Le thème de l’édition 2026 s’attache à la relation entre les lieux et la littérature. Régine Bidault, présidente de l’association, insiste lors de la présentation de la grande lecture donnée à la médiathèque des Carmes de Pertuis : « les lieux, les espaces, les territoires, scène ou décors, nous déterminent tout autant que nous les déterminons, « domicilient » la fiction. Les choix de lectures de cette édition en sont un témoignage ».
Proches ou lointains, les lieux, les espaces, les territoires, scènes ou décors, moteurs de fiction, réceptacles d’histoire et de mémoire, champ poétique ou social, dont l’observation suscite rêveries, réflexions, imagination « domicilient » la fiction.
« Romans géographiques »
La Grande lecture du 5 juin à la médiathèque Les Carmes, conviait les deux acteurs, Pauline Ribat et Pierre-François Garel à partager leurs lectures de trois nouvelles de Jean Echenoz (Prix Goncourt 1999) qui déclare écrire des « romans géographiques ».
Le réalisme des décors dans lesquels évoluent ses personnages peut même devenir le moteur de l’action. Ainsi, le court texte L’occupation des sols (seize pages) relie le souvenir d’une épouse et mère disparue et l’architecture d’un immeuble sur lequel son portrait reste le seul témoignage de son existence, tout, photos et documents ayant brûlé dans un incendie.
Les dégradations des enduits, les constructions nouvelles qui effacent progressivement des pans de la fresque, constituent autant de traits touchants et cocasses où les « escargots stercoraires » et les pierres disjointes font craquer « les mailles du vêtement maternel ».
Pierre-François Garel sait à merveille faire ressentir l’ironie du texte et la cruauté de la perte et des étapes d’un deuil où la construction matérielle d’une habitation s’arcboute à celle de la mémoire.

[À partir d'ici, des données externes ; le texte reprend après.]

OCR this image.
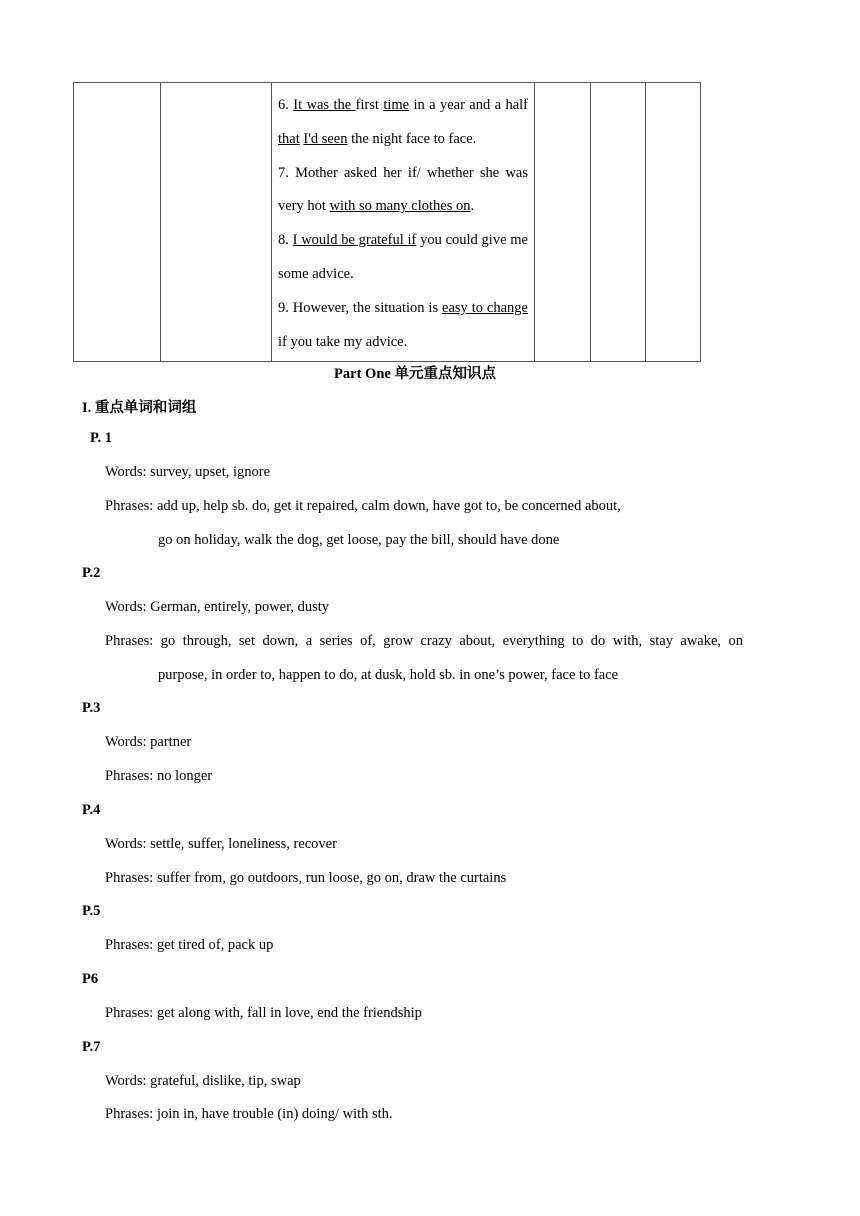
6. It was the first time in a year and a half that I'd seen the night face to face.

7. Mother asked her if/ whether she was very hot with so many clothes on.

8. I would be grateful if you could give me some advice.

9. However, the situation is easy to change if you take my advice.

Part One 单元重点知识点
I. 重点单词和词组
P. 1
Words: survey, upset, ignore
Phrases: add up, help sb. do, get it repaired, calm down, have got to, be concerned about,
go on holiday, walk the dog, get loose, pay the bill, should have done
P.2
Words: German, entirely, power, dusty
Phrases: go through, set down, a series of, grow crazy about, everything to do with, stay awake, on
purpose, in order to, happen to do, at dusk, hold sb. in one’s power, face to face
P.3
Words: partner
Phrases: no longer
P.4
Words: settle, suffer, loneliness, recover
Phrases: suffer from, go outdoors, run loose, go on, draw the curtains
P.5
Phrases: get tired of, pack up
P6
Phrases: get along with, fall in love, end the friendship
P.7
Words: grateful, dislike, tip, swap
Phrases: join in, have trouble (in) doing/ with sth.
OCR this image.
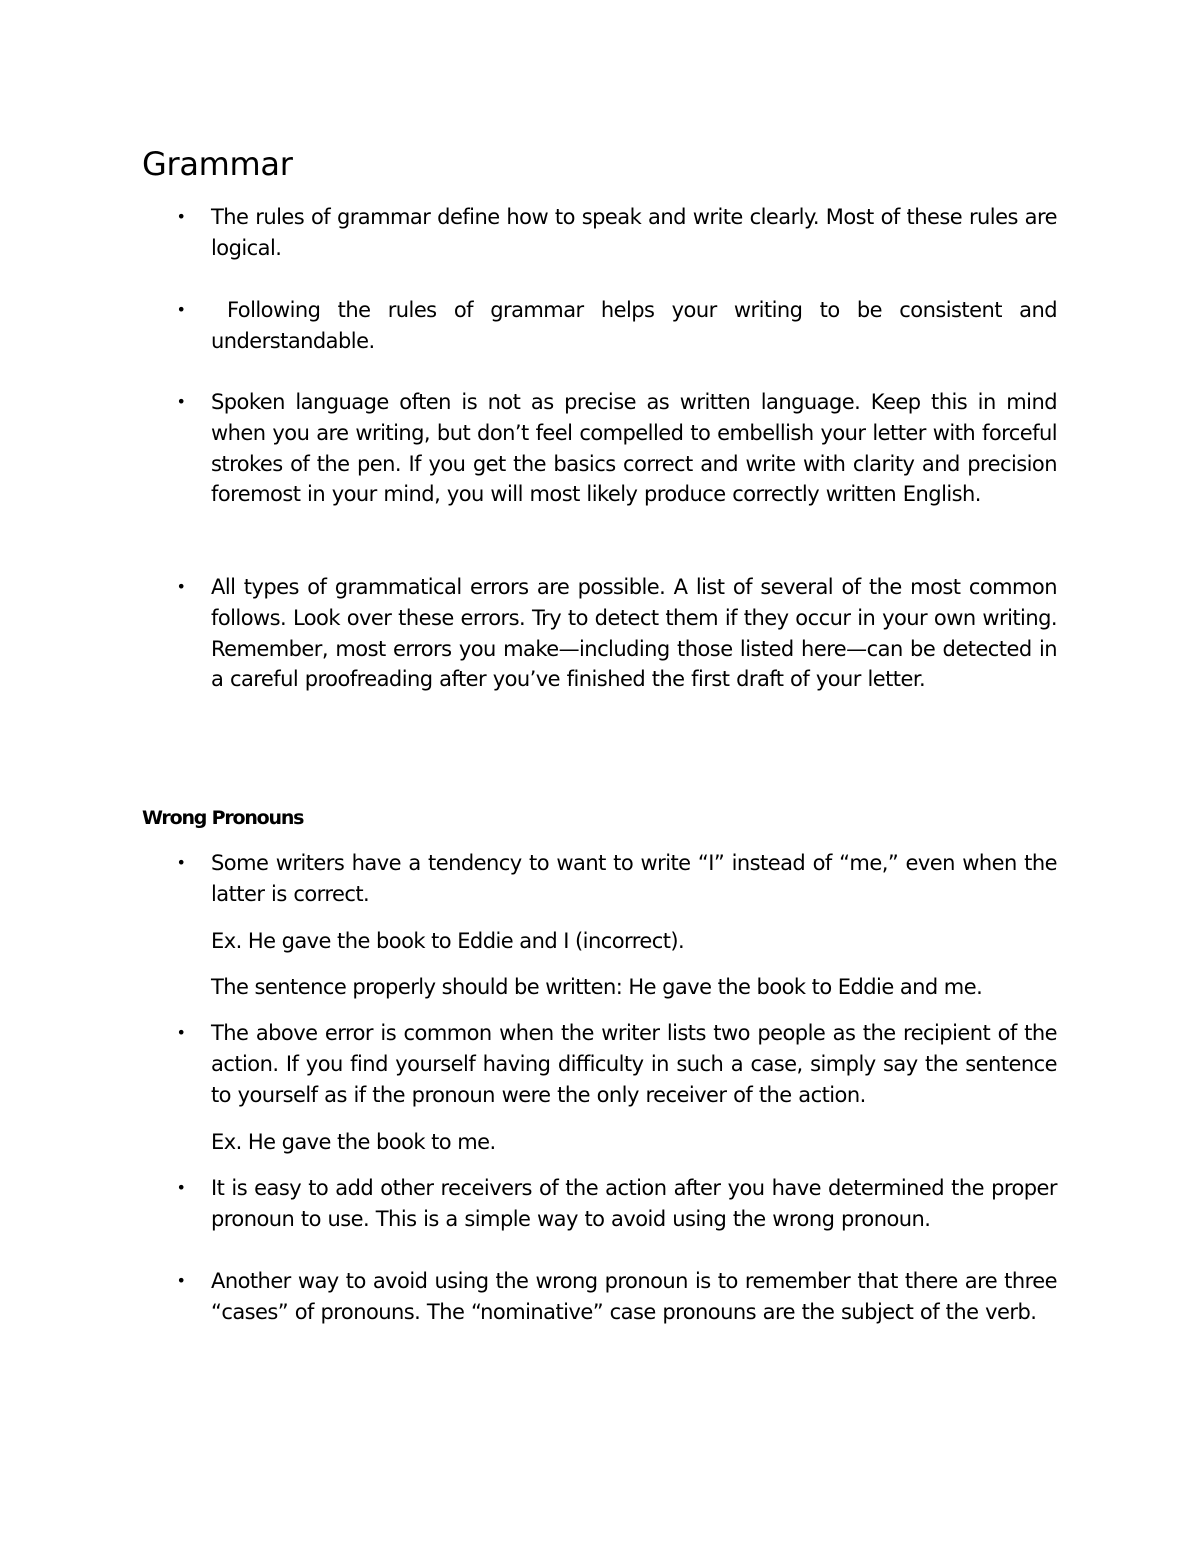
Grammar
• The rules of grammar define how to speak and write clearly. Most of these rules are logical.
• Following the rules of grammar helps your writing to be consistent and understandable.
• Spoken language often is not as precise as written language. Keep this in mind when you are writing, but don’t feel compelled to embellish your letter with forceful strokes of the pen. If you get the basics correct and write with clarity and precision foremost in your mind, you will most likely produce correctly written English.
• All types of grammatical errors are possible. A list of several of the most common follows. Look over these errors. Try to detect them if they occur in your own writing. Remember, most errors you make—including those listed here—can be detected in a careful proofreading after you’ve finished the first draft of your letter.
Wrong Pronouns
• Some writers have a tendency to want to write “I” instead of “me,” even when the latter is correct.
Ex. He gave the book to Eddie and I (incorrect).
The sentence properly should be written: He gave the book to Eddie and me.
• The above error is common when the writer lists two people as the recipient of the action. If you find yourself having difficulty in such a case, simply say the sentence to yourself as if the pronoun were the only receiver of the action.
Ex. He gave the book to me.
• It is easy to add other receivers of the action after you have determined the proper pronoun to use. This is a simple way to avoid using the wrong pronoun.
• Another way to avoid using the wrong pronoun is to remember that there are three “cases” of pronouns. The “nominative” case pronouns are the subject of the verb.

La géométrie impeccable des ponts structure la nouvelle Génie civil (Caprice de la Reine). Pourraient sembler sans fin les descriptions des ponts que l’ingénieur Gluck a contribué à élaborer ainsi que de ceux qu’il visite. Dans ses pérégrinations autour de la planète, uniquement dans le but de voir les ponts les plus remarquables, il s’extasie du compte des arches, des courbes d’acier, des ondes sinusoïdales, des harpes de câbles… On n’ignore plus rien de l’histoire de ces ouvrages d’art. Le final est aussi apocalyptique que drôle grâce à ses détails incongrus et pourtant si humains. On se délecte de chaque instant !
Exercice de haute voltige
La promenade au jardin du Luxembourg intitulée Vingt femmes dans le jardin du Luxembourg et dans le sens des aiguilles d’une montre (titre qui pourrait être celui d’une pièce de Satie !) relève de l’exercice de style : rien n’est dit du jardin, seules, émergent les statues de Sainte Bathilde, Berthe, Mathilde, Marie Stuart, Sainte Geneviève… on passe sur l’énumération !

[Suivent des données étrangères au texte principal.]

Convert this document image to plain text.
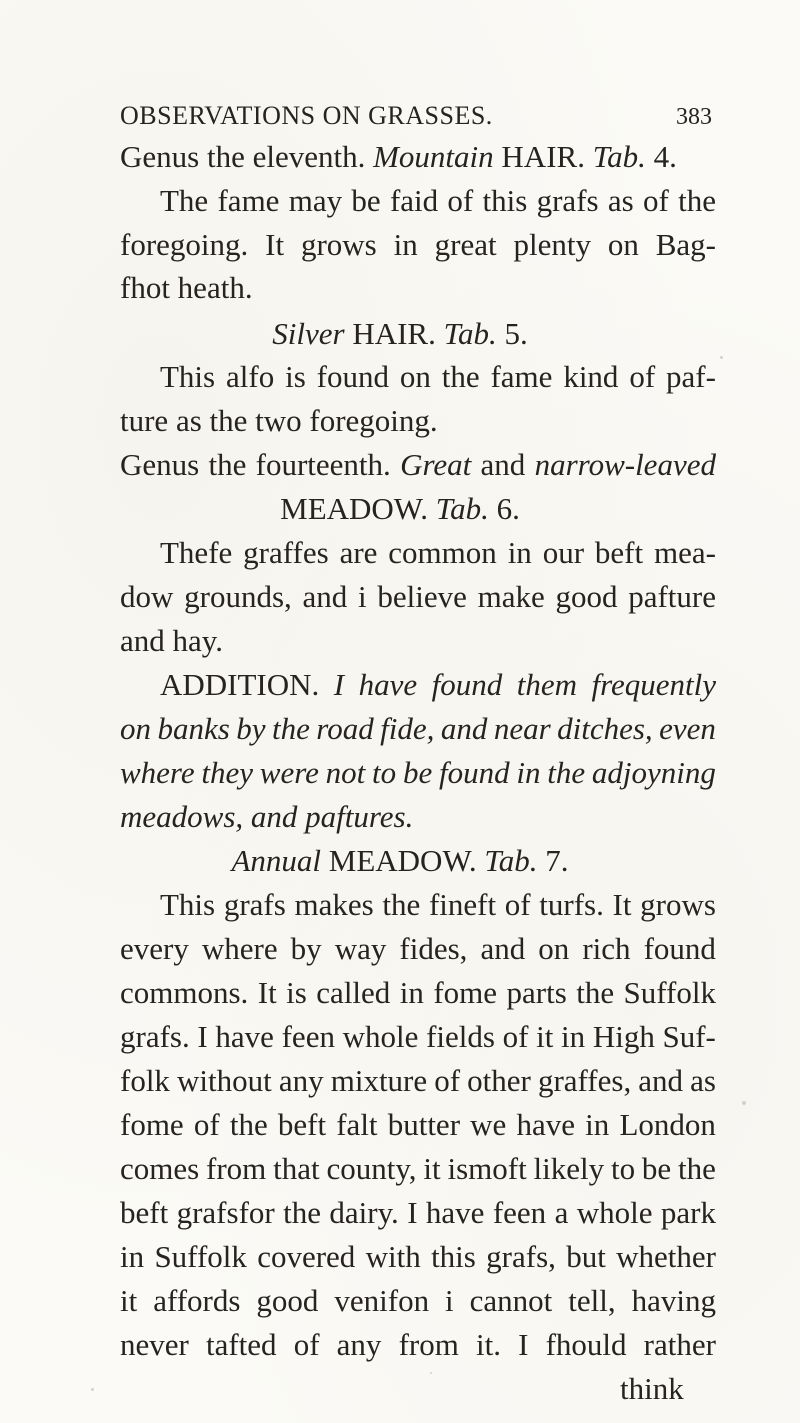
OBSERVATIONS ON GRASSES.	383
Genus the eleventh. Mountain HAIR. Tab. 4.
The fame may be faid of this grafs as of the
foregoing. It grows in great plenty on Bag-
fhot heath.
Silver HAIR. Tab. 5.
This alfo is found on the fame kind of paf-
ture as the two foregoing.
Genus the fourteenth. Great and narrow-leaved
MEADOW. Tab. 6.
Thefe graffes are common in our beft mea-
dow grounds, and i believe make good pafture
and hay.
ADDITION. I have found them frequently
on banks by the road fide, and near ditches, even
where they were not to be found in the adjoyning
meadows, and paftures.
Annual MEADOW. Tab. 7.
This grafs makes the fineft of turfs. It grows
every where by way fides, and on rich found
commons. It is called in fome parts the Suffolk
grafs. I have feen whole fields of it in High Suf-
folk without any mixture of other graffes, and as
fome of the beft falt butter we have in London
comes from that county, it ismoft likely to be the
beft grafsfor the dairy. I have feen a whole park
in Suffolk covered with this grafs, but whether
it affords good venifon i cannot tell, having
never tafted of any from it. I fhould rather
think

Chacune est décrite sur le même modèle : objets symboliques, coiffure, bijoux, expression… Ces variations sur un thème pourraient sembler être un défi potache, une ritournelle de l’absurde, un catalogue monocorde.

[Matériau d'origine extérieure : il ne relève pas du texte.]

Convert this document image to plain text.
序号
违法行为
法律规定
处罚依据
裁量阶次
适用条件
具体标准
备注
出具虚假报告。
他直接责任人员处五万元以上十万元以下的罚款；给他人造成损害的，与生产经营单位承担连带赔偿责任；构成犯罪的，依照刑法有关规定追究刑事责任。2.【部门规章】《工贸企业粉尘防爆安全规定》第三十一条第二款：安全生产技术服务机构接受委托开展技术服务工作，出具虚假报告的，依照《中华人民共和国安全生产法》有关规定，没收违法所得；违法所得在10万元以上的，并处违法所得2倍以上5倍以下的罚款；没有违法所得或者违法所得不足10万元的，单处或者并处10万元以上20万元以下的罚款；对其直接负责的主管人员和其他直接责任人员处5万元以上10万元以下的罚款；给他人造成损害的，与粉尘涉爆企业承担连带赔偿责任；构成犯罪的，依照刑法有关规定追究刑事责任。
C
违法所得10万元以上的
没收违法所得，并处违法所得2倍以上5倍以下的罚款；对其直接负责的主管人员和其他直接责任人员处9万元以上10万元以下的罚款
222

Pauline Ribat fait de chaque évocation un petit médaillon ciselé, spirituel, subtilement ironique.
Ces lectures à haute voix accordent à chaque texte une interprétation particulière, dévoilent des intentions cachées à une lecture silencieuse rapide, mettent en scène les mots, leur rendent leur épaisseur vivante dans ces incarnations fugaces.
L’auditorium des Carmes est comble, rassemblant tous les âges. Écouter le livre c’est aussi le partager. Des lecteurs amateurs s’approchent des artistes, évoquent leurs difficultés à rendre les textes à haute voix.
Les lecteurs professionnels confessent leurs propres angoisses face à tel ou tel passage. On creuse le sens, les rythmes, le style… les écrits les plus complexes sont ainsi à la portée de tous. Et l’on croise les doigts pour que cette magnifique manifestation perdure.
La « Grande Lecture » autour de l’œuvre de Jean Echenoz a été donnée à la médiathèque Les Carmes de Pertuis le 5 juin 2026
Photographies © Laurence Bernis
En exergue de la présentation du festival sont cités les mots de Paul Zumthor dans La Mesure du monde : « La perception que nous avons de l’espace ne constitue pas tout à fait une donnée naturelle. Elle est fortement influencée par notre environnement culturel. Qu’est-ce à dire, sinon – banalement – que nul ne saurait « faire de l’histoire » sans l’inscrire dans le sol qui porte l’humanité, sous le ciel qui la coiffe ; sans l’enraciner dans son propre lieu ; sans prendre ainsi, longuement, affectueusement, la mesure du monde ? »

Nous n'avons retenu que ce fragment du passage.